Given the high peaks of the northern mountains and the rolling hills and farmland to the south, it is little wonder that Arran is nicknamed “Scotland in miniature”.
Majestic red deer are often sighted on the hills and soft-eyed seals on the rocky shores. An evening stroll along a beach could lead to a glimpse of a secretive otter or a fly-past by a squadron of shrilling oyster catchers. Whilst the rare hen harrier and even rarer Golden Eagle patrol their hunting grounds on the moors, out at sea one may notice a passing school of dolphins or porpoises or even a basking shark.
There is an abundance of things to see and do. The Island is famous for its ridge walking and climbing and has an abundance of wildlife. Its coastline, beaches, rocky promontories and rock pools all invite exploration amid a geologists paradise; the sandstone layers around the coast include both southern and northern hemisphere desert sands – one wonders how!
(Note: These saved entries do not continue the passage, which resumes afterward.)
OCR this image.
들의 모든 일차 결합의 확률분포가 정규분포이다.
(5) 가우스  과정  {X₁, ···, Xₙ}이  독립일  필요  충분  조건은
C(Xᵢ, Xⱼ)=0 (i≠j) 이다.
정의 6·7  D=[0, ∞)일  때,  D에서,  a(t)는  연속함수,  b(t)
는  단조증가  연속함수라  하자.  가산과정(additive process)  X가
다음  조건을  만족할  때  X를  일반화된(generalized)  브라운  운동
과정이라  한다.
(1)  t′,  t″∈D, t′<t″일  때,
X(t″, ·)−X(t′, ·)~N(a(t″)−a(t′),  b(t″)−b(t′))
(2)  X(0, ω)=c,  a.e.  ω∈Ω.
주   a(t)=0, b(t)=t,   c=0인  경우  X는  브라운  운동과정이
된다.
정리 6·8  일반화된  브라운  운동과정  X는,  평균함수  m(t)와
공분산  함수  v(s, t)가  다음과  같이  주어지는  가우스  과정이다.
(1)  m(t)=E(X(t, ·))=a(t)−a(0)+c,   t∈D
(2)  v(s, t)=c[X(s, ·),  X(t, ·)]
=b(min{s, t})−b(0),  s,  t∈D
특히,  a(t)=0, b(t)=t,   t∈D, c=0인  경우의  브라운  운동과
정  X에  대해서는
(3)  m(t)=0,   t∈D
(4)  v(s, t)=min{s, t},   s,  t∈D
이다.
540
Bicycling, both on and off-road, is also popular and there are several miles of Forestry Commission tracks available to the enthusiast.
Brodick Castle and gardens are world-renowned for its art treasures and rhododendron collection.
There are some seven golf courses, from serious 18-hole courses to shorter, more family-friendly ones of 9 or 12 holes. There is also a driving range at Ballymichael. There are swimming pools and sauna baths, gymnasiums and spa treatment facilities available at some local hotels and shops, for those requiring a little light exercise or pampering.
The Island is rich in locally produced art and crafts, with a number of galleries and exhibitions. Equally, a wide selection of locally produced food and drink is available, including real ale, cheese, organic vegetables and quality meats or seafood. No visit would be complete without a visit to the Lochranza distillery to sample its single malt.